आत्यन्तिक-लयहेतुः: तापत्रय-विवेचनम् तथा ‘भगवान्/वासुदेव’ शब्दार्थः
Threefold Suffering and the Path to Final Liberation; Meaning of Bhagavān and Vāsudeva
नरकं कर्मणां लोपात् फलम् आहुर् महर्षयः तस्माद् अज्ञानिनां दुःखम् इह चामुत्र चोत्तमम्
narakaṃ karmaṇāṃ lopāt phalam āhur maharṣayaḥ tasmād ajñānināṃ duḥkham iha cāmutra cottamam
The great seers declare that hell is the fruit of abandoning one’s ordained duties. Therefore, for the ignorant, sorrow becomes supreme—here in this world and in the world beyond.
Sage Parāśara (in instruction to Maitreya)
Speaker: Parasara
Topic: Consequences of abandoning prescribed duty (karma) and the resulting suffering here and hereafter
Teaching: Ethical
Quality: authoritative
Concept: Neglect of one’s ordained duties (svakarma) yields naraka as its fruit, and ignorance ensures suffering both in this life and after death.
Vedantic Theme: Dharma
Application: Sustain daily dharma—responsibilities, restraint, and worship—while seeking right knowledge to avoid self-harming neglect.

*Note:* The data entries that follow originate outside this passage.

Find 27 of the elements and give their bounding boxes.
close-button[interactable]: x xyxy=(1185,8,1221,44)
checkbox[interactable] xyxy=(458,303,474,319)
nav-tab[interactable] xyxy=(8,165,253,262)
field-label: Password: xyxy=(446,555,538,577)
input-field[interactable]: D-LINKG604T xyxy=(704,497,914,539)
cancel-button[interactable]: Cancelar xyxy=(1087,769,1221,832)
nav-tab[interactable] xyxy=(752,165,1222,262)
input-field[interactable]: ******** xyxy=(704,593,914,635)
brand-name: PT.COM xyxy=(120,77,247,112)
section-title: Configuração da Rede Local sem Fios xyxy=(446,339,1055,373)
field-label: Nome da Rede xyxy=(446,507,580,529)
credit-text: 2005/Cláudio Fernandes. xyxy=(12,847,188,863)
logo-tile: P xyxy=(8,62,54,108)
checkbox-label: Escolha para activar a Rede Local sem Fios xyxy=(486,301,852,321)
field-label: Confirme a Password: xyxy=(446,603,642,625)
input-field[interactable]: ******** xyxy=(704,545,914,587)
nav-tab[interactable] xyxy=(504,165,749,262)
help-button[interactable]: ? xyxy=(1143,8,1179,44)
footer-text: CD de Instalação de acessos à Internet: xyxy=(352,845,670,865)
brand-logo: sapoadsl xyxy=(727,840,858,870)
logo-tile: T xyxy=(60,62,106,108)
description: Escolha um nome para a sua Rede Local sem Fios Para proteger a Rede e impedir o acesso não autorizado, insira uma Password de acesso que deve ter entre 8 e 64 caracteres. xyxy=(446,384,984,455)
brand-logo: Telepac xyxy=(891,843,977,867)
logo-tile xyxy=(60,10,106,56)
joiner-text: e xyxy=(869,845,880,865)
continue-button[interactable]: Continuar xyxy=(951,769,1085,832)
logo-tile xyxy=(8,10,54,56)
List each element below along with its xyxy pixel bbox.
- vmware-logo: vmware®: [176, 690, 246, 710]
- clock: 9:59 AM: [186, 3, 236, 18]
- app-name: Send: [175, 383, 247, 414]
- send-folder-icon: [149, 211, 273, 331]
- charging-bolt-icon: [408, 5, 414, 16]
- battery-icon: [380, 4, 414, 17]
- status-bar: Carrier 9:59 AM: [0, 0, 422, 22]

Vishishtadvaita: Dharma is meaningful because the self is a real mode of Brahman (Vishnu) and is accountable within His moral order (niyati).
Vishnu Form: Para-Brahman
Bhakti Type: Shanta
In this verse, Naraka is presented as a karmic consequence—specifically the result of neglecting prescribed duties—showing that moral order governs both earthly life and the afterlife.
Parāśara links ignorance with compounded suffering: the unknowing incur sorrow not only in this life but also after death, because they fail to discern and uphold dharma.
Even when not named, the Vishnu Purana frames such karmic law as part of Vishnu’s sustaining order—dharma operates as the divine governance by which beings experience the fruits of action and omission.